Hi <3 I am playing with the penguins dataset, which looks like this:
I have learned some syntax to estimate all three penguin species individually, like an ANOVA. Here, I use shape=3 to set 3 sigma priors and 3 mu priors (one for each of the three species). Then, I use [penguin_species.codes] to tell the likelihood which rows come from which species.
with pm.Model() as model_0:
# Priors of shape 3, because 3 species.
sigma = pm.HalfStudentT("sigma", 100, 2000, shape=3)
mu = pm.Normal("mu", 4000, 3000, shape=3)
# {y} is penguin mass.
y = pm.Normal(
"mass",
mu=mu[penguin_species.codes],
sigma=sigma[penguin_species.codes],
observed=penguins["body_mass_g"]
)
idata_0 = pm.sample()
idata_0.extend(pm.sample_prior_predictive(samples=5000))
pm.sample_posterior_predictive(idata_0, extend_inferencedata=True)
This gives me six parameter distributions: 3 sigmas and 3 mus. Perfect.
But, when I want to extend to a proper linear regression with a continuous covariate, I don’t know the best syntax to combine continuous covariates with categoricals.

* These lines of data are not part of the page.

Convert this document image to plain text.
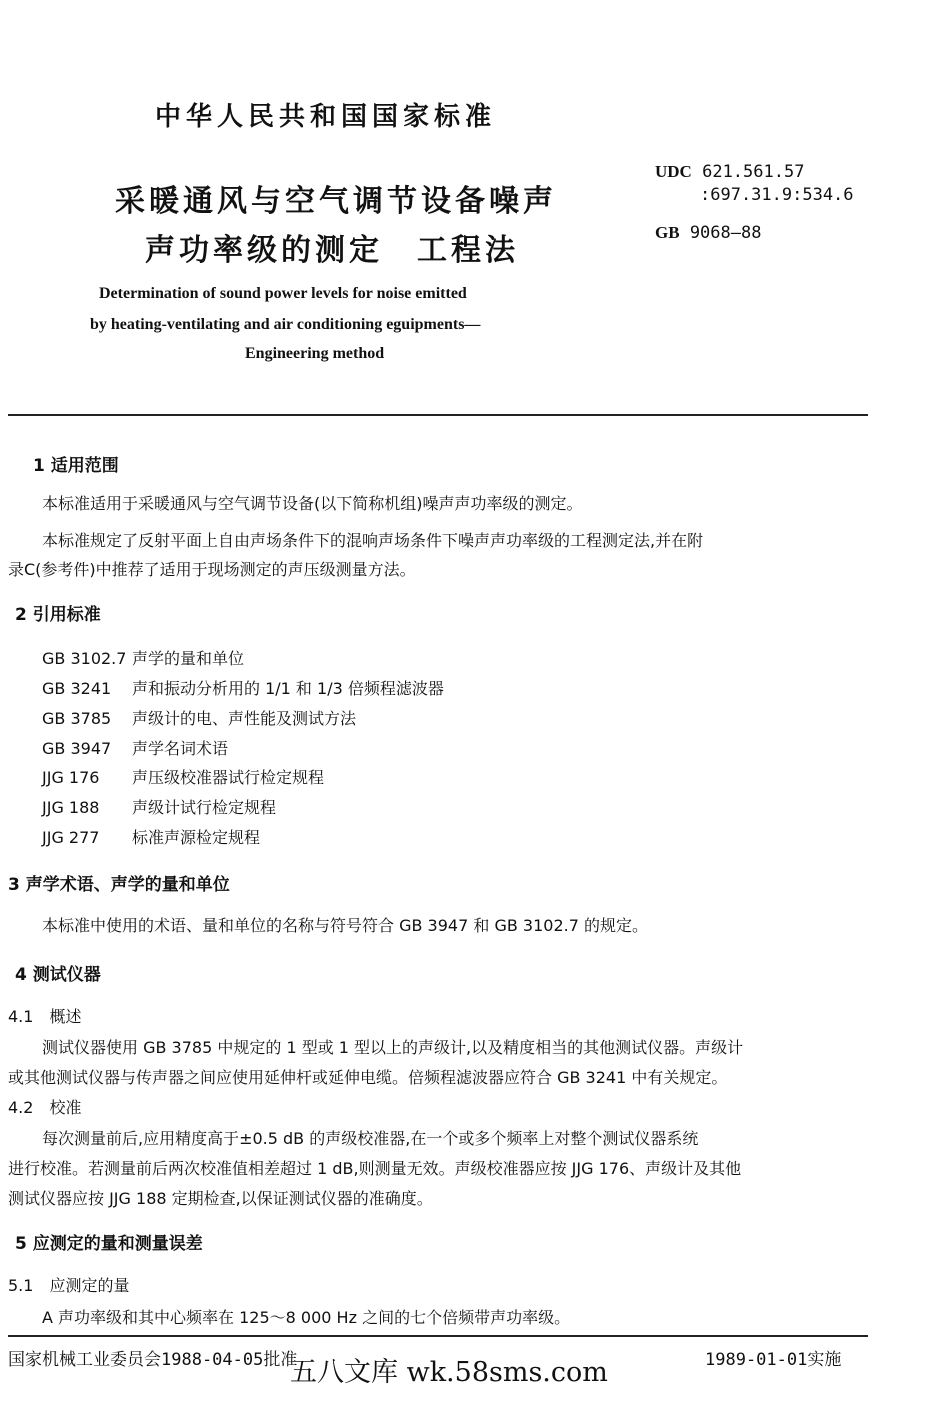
中华人民共和国国家标准
采暖通风与空气调节设备噪声
声功率级的测定　工程法
UDC 621.561.57
:697.31.9:534.6
GB 9068—88
Determination of sound power levels for noise emitted
by heating-ventilating and air conditioning eguipments—
Engineering method
1 适用范围
本标准适用于采暖通风与空气调节设备(以下简称机组)噪声声功率级的测定。
本标准规定了反射平面上自由声场条件下的混响声场条件下噪声声功率级的工程测定法,并在附
录C(参考件)中推荐了适用于现场测定的声压级测量方法。
2 引用标准
GB 3102.7 声学的量和单位
GB 3241 声和振动分析用的 1/1 和 1/3 倍频程滤波器
GB 3785 声级计的电、声性能及测试方法
GB 3947 声学名词术语
JJG 176 声压级校准器试行检定规程
JJG 188 声级计试行检定规程
JJG 277 标准声源检定规程
3 声学术语、声学的量和单位
本标准中使用的术语、量和单位的名称与符号符合 GB 3947 和 GB 3102.7 的规定。
4 测试仪器
4.1　概述
测试仪器使用 GB 3785 中规定的 1 型或 1 型以上的声级计,以及精度相当的其他测试仪器。声级计
或其他测试仪器与传声器之间应使用延伸杆或延伸电缆。倍频程滤波器应符合 GB 3241 中有关规定。
4.2　校准
每次测量前后,应用精度高于±0.5 dB 的声级校准器,在一个或多个频率上对整个测试仪器系统
进行校准。若测量前后两次校准值相差超过 1 dB,则测量无效。声级校准器应按 JJG 176、声级计及其他
测试仪器应按 JJG 188 定期检查,以保证测试仪器的准确度。
5 应测定的量和测量误差
5.1　应测定的量
A 声功率级和其中心频率在 125～8 000 Hz 之间的七个倍频带声功率级。
国家机械工业委员会1988-04-05批准	1989-01-01实施
五八文库 wk.58sms.com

If I just want to do continuous covariates, I can construct the design matrix with B and X, then do pm.math.dot(B,X):
with pm.Model() as model_1:
# Set priors.
sigma = pm.HalfStudentT("sigma", 100, 2000)
B = pm.Normal("B", 0, 3000, shape=2)
# Define {mu} with the linear model.
mu = pm.math.dot(X, B)
# {y} is penguin mass.
y = pm.Normal(
"y",
mu=mu,
sigma=sigma,
observed=penguins["body_mass_g"]
)
idata_1 = pm.sample()
idata_1.extend(pm.sample_prior_predictive(samples=5000))
pm.sample_posterior_predictive(idata_1, extend_inferencedata=True)
But, what if I want to combine the two methods and use BOTH continuous and categorical predictors? Do I have to manually construct a design matrix using something like pd.get_dummies, and then follow my 2nd method using pm.math.dot?
That seems like a lot of manual work, so I suspect there is an easier way???